O problema na Polícia Militar do Estado do Espírito Santo é que às vezes a Corregedoria permite que oficiais ou suboficiais da mesma patente – em tese, da mesma turma – investiguem seus pares, o que pode provocar uma certa impunidade. É o que iria acontecer com o caso do subtenente acusado de assédio. Para investigar sua conduta, por meio de uma sindicância, foi designada uma 2ª subtenente, através da Portaria Nº 139/2013, de 18 de setembro de 2013, que “teve a finalidade de esclarecer os fatos e circunstâncias em torno da conduta atribuída ao SUB TEN …, lotado no Núcleo Musical da PMES.”
A moça declarou que no dia 16 de maio de 2013 foi surpreendida com um toque na altura dos ombros e por trás, seguido de um beijo na nuca, “atitude realizada pelo policial militar investigado, pessoa com quem a vítima não teria qualquer tipo de intimidade.”
A apuração da sindicância confirmou os fatos, “na maneira como foi noticiado pela reclamante.” A vítima era funcionária da empresa Prisma, prestadora de serviços de limpeza e manutenção e, na ocasião dos fatos, trabalhava nas dependências da cozinha, situada na cozinha da Banda de Música da PMES, “quando foi surpreendida com as atitudes do policial militar.”
Ainda de acordo com a sindicância, “mesmo não admitindo que chegou a encostar a boca na nuca da vítima, o policial militar não apenas confessa a atitude adotada, como também alega que teria sido um gesto normal e rotineiro de sua parte.”

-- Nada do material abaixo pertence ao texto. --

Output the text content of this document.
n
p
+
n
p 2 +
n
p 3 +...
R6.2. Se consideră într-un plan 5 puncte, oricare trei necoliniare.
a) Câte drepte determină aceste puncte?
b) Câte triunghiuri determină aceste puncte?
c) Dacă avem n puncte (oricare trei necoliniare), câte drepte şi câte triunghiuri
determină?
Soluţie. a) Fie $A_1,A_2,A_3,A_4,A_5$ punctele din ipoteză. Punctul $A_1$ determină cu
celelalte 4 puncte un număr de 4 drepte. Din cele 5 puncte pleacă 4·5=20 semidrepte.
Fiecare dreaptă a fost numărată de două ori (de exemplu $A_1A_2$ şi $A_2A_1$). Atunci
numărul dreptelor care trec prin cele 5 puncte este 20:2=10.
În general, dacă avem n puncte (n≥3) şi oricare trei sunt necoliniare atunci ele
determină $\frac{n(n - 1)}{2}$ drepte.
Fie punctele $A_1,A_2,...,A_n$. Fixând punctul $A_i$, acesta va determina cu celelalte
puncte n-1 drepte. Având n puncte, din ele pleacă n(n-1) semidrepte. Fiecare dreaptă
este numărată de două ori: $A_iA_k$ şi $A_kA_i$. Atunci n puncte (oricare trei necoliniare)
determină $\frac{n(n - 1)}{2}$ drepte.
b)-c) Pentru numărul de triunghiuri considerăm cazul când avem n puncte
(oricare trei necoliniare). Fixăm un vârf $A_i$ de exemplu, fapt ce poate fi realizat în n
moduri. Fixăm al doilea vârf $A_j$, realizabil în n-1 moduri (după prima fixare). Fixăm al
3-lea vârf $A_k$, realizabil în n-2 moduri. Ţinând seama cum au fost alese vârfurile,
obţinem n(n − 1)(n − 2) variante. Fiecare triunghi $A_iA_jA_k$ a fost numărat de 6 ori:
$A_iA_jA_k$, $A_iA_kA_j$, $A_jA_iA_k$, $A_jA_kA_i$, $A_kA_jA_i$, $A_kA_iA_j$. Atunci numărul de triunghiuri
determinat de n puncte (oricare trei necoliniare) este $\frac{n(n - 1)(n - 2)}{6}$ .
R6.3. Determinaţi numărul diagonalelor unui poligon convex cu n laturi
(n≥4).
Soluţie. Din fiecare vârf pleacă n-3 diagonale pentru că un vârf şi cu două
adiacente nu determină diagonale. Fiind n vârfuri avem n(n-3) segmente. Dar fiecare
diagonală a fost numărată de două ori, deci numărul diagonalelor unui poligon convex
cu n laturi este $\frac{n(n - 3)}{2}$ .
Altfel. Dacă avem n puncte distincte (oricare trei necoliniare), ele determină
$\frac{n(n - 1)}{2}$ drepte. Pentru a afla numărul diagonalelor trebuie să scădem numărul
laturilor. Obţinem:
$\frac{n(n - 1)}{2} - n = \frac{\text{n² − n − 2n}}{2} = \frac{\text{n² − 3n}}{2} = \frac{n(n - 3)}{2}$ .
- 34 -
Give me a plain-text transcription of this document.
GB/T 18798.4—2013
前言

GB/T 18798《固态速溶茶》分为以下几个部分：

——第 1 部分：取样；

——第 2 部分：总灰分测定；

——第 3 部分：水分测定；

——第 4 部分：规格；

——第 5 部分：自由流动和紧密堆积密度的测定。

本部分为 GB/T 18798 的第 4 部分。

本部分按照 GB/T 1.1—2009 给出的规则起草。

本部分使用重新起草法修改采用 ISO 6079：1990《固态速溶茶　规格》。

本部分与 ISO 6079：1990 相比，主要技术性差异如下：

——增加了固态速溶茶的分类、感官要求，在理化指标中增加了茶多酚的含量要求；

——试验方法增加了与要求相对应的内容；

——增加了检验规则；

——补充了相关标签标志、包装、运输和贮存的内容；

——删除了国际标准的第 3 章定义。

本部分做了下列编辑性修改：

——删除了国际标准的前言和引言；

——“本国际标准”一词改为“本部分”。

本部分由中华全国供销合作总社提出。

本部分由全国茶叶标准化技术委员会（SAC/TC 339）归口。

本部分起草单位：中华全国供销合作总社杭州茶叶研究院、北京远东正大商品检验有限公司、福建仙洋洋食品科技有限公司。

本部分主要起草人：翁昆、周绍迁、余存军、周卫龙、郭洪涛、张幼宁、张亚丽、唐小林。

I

Uma 1ª sargento e um 1º sargento foram arrolados como testemunhas ouvidas no Inquérito Policial Militar (IPM). Confirmaram a versão descrita pela vítima, “porém, acompanhando a interpretação do policial investigado, também avaliaram como normal a atitude do SUB TEM”.
Pior é que a encarregada do IPM concluiu que “no fato apurado não haveria indícios de prática de crime militar ou de transgressão da disciplina militar na conduta do SUB TEM…” O corregedor geral da PM, coronel Ilton Borges, entretanto, “rasgou” a conclusão da encarregada e decidiu:
1) DISCORDAR do RELATÓRIO e do PARECER da Encarregada da Sindicância, e apontar indícios de prática de crime de natureza militar e de transgressão da disciplina na conduta do SUB TEM… As atitudes do policial militar, nas circunstâncias em que foram noticiadas, jamais podem ser interpretadas como um comportamento normal e rotineiro, até porque não contou com o consentimento da vítima. Vale mencionar que o ambiente em que tudo aconteceu se tratava de local de serviço, não obrigando a funcionária a ter que suportar as atitudes inconvenientes do militar;
2) Determinar a instauração de PAD-RS, para fins de julgar a conduta do SUB TEM…;
3) Remeter os autos da Sindicância a C/4 da Corregedoria, para fins de avaliação da aplicação dos termos do art. 28 do CPPM;
4) Encaminhar os autos ao Ministério Público Estadual, na forma estabelecida pelo Decreto nº. 120-R de 30.05.2000, do Governo do Estado.
5) Publicar a presente Solução em Aditamento da Corregedoria;
6) Arquivar cópias da solução na C/3 da Corregedoria para futuras consultas.
A moça vítima do subtenente disse ter sido alvo de um outro oficial no mesmo período, em 2013. No caso do oficial, a informação é de que o IPM não conseguiu provar sua culpa. E o caso já foi arquivado na esfera da Justiça Criminal Especial.
A moça é a maior vítima de toda essa história. Perdeu o emprego e teve de trancar o curso na faculdade. Hoje, trabalha como manicure em um salão de beleza. “Mas não ganho o suficiente para retomada da faculdade”. Além disso, ela está assustada.